Но сон берет свое, тихий сон закрыл ему глаза и успокоил встревоженное сердце и унес испуг, оставив сладкий покой и тишину.
И все затихло, все заснуло наверху в детской.
Варенька задула свечку и, шатаясь, повалилась на кровать, так полураздетая, с какими-то подплясывающими назойливыми мыслями, будто заостренными зеленоватыми крестиками в глубине ее воспаленного мозга. Заломила она руки, разметалась. И ослабевшая свинцовая голова ее, и переизнывшее сердце погрузились в чадный сон неминуемых бед и дразнящего хмельного несбыточья: ей так много хочется, так много всяких желаний у ней, и все будто само приходит, приходит готовое исполниться, и сразу сжигается, не утоляя. Если бы ей совсем-совсем никогда и ничего не хотеть!
И в белом Огорелышевском доме пришел тихий час. Там в окне у Арсения вздохнула матово-зеленая лампа и померкла, и зазмеился желтый огонек свечи, поиграл и уполз. Вздрагивая и от утомления и от табаку, оторвавшись, наконец, от дел, которых всегда так много, а часы так кратки, прошел Арсений в спальню, где лежит болезненная жена, состарившаяся, выцветшая и совсем чужая.
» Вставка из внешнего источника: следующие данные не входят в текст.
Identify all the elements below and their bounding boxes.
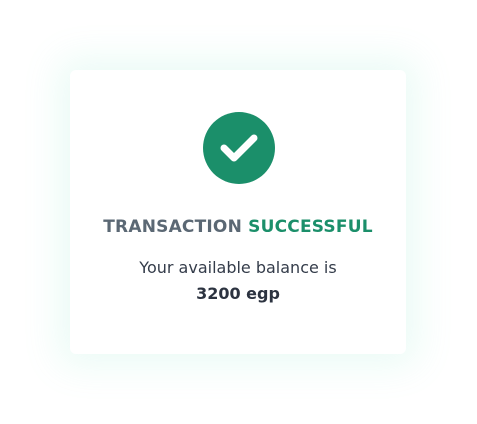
status-title: TRANSACTION SUCCESSFUL: [70, 217, 406, 237]
status-title-result: SUCCESSFUL: [248, 217, 373, 237]
balance-amount: 3200 egp: [196, 284, 280, 303]
check-circle-icon: [203, 112, 275, 184]
balance-text: Your available balance is: [139, 258, 337, 277]
transaction-success-card: TRANSACTION SUCCESSFUL Your available ba…: [70, 70, 406, 354]
checkmark-icon: [220, 134, 258, 162]
status-title-label: TRANSACTION: [103, 217, 243, 237]
page: TRANSACTION SUCCESSFUL Your available ba…: [0, 0, 477, 424]
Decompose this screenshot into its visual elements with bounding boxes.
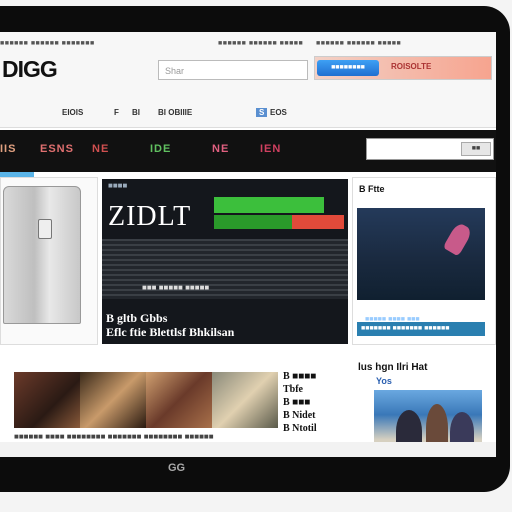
top-link[interactable]: ■■■■■■ ■■■■■■ ■■■■■■■	[0, 40, 95, 47]
headline-item[interactable]: B Nidet	[283, 409, 353, 422]
search-button[interactable]: ■■	[461, 142, 491, 156]
search-input[interactable]: Shar	[158, 60, 308, 80]
red-block	[292, 215, 344, 229]
nav-item[interactable]: EOS	[270, 108, 287, 117]
nav-item[interactable]: EIOIS	[62, 108, 83, 117]
thumbnail[interactable]	[14, 372, 80, 428]
site-logo[interactable]: DIGG	[2, 56, 58, 83]
category-link[interactable]: NE	[212, 143, 229, 155]
nav-bar: EIOIS F BI BI OBIIIE S EOS	[0, 108, 496, 122]
nav-tab-active[interactable]: S	[256, 108, 268, 117]
headline-item[interactable]: B ■■■	[283, 396, 353, 409]
featured-story[interactable]: ■■■■ ZIDLT ■■■ ■■■■■ ■■■■■ B gltb Gbbs E…	[102, 179, 348, 344]
browser-screen: ■■■■■■ ■■■■■■ ■■■■■■■ ■■■■■■ ■■■■■■ ■■■■…	[0, 32, 496, 457]
category-link[interactable]: ESNS	[40, 143, 74, 155]
headline-list: B ■■■■ Tbfe B ■■■ B Nidet B Ntotil	[283, 370, 353, 435]
sidebar-image[interactable]: ■■■■■ ■■■■ ■■■	[357, 208, 485, 323]
top-link[interactable]: ■■■■■■ ■■■■■■ ■■■■■	[218, 40, 303, 47]
product-image[interactable]	[0, 177, 98, 345]
banner-text: ROISOLTE	[391, 62, 432, 71]
sidebar-title[interactable]: B Ftte	[359, 184, 385, 194]
site-header: ■■■■■■ ■■■■■■ ■■■■■■■ ■■■■■■ ■■■■■■ ■■■■…	[0, 32, 496, 128]
category-link[interactable]: NE	[92, 143, 109, 155]
nav-item[interactable]: F	[114, 108, 119, 117]
headline-item[interactable]: Tbfe	[283, 383, 353, 396]
headline-item[interactable]: B ■■■■	[283, 370, 353, 383]
fridge-handle	[38, 219, 52, 239]
thumbnail[interactable]	[146, 372, 212, 428]
sidebar-panel: B Ftte ■■■■■ ■■■■ ■■■ ■■■■■■■ ■■■■■■■ ■■…	[352, 177, 496, 345]
category-bar: IIS ESNS NE IDE NE IEN ■■	[0, 130, 496, 172]
thumbnail[interactable]	[212, 372, 278, 428]
top-link[interactable]: ■■■■■■ ■■■■■■ ■■■■■	[316, 40, 401, 47]
feature-caption[interactable]: B gltb Gbbs Eflc ftie Blettlsf Bhkilsan	[106, 311, 234, 339]
category-link[interactable]: IEN	[260, 143, 281, 155]
figure-shape	[442, 221, 474, 257]
feature-caption-line: B gltb Gbbs	[106, 311, 168, 325]
category-link[interactable]: IDE	[150, 143, 171, 155]
feature-stats: ■■■ ■■■■■ ■■■■■	[142, 283, 210, 292]
headline-item[interactable]: B Ntotil	[283, 422, 353, 435]
nav-item[interactable]: BI OBIIIE	[158, 108, 192, 117]
banner-button[interactable]: ■■■■■■■■	[317, 60, 379, 76]
feature-caption-line: Eflc ftie Blettlsf Bhkilsan	[106, 325, 235, 339]
sidebar-link-bar[interactable]: ■■■■■■■ ■■■■■■■ ■■■■■■	[357, 322, 485, 336]
green-block	[214, 197, 324, 213]
thumbnail-caption: ■■■■■■ ■■■■ ■■■■■■■■ ■■■■■■■ ■■■■■■■■ ■■…	[14, 432, 214, 441]
nav-item[interactable]: BI	[132, 108, 140, 117]
secondary-search-input[interactable]: ■■	[366, 138, 494, 160]
bottom-strip	[0, 442, 496, 457]
home-button[interactable]: GG	[168, 462, 185, 474]
feature-background	[102, 239, 348, 299]
feature-title: ZIDLT	[108, 201, 192, 232]
top-links: ■■■■■■ ■■■■■■ ■■■■■■■ ■■■■■■ ■■■■■■ ■■■■…	[0, 40, 496, 52]
news-subtitle: Yos	[376, 376, 392, 386]
thumbnail[interactable]	[80, 372, 146, 428]
news-title[interactable]: lus hgn Ilri Hat	[358, 362, 427, 373]
category-link[interactable]: IIS	[0, 143, 16, 155]
fridge-image	[3, 186, 81, 324]
feature-label: ■■■■	[108, 181, 128, 190]
thumbnail-row	[14, 372, 280, 428]
ad-banner[interactable]: ■■■■■■■■ ROISOLTE	[314, 56, 492, 80]
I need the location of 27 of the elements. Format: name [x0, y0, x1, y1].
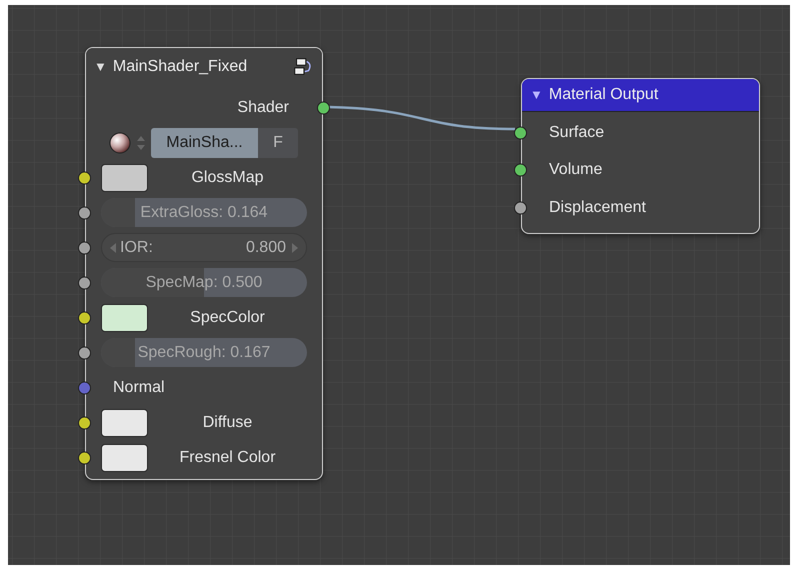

И ему вспоминается новенькая банковская машинистка в кудряшках, и он дрожит, нечаянно встретив себя в высоком, закачавшемся трюмо. И какая-то горечь пьет сердце. Знает он, что, не делая своих дел, он не может жить, и вся жизнь его в борьбе и победах — он всегда побеждает, но зачем ему эти победы и зачем дела? Для того, чтобы сделать все по-своему, разрушить и построить, расчистить место и построить, как хочется, создать свое по-своему, по-новому, по-другому. И дел так много, и часы так кратки, успеет ли он? И жизнь проходит, и как быстро проходит! А он ее еще уторапливает.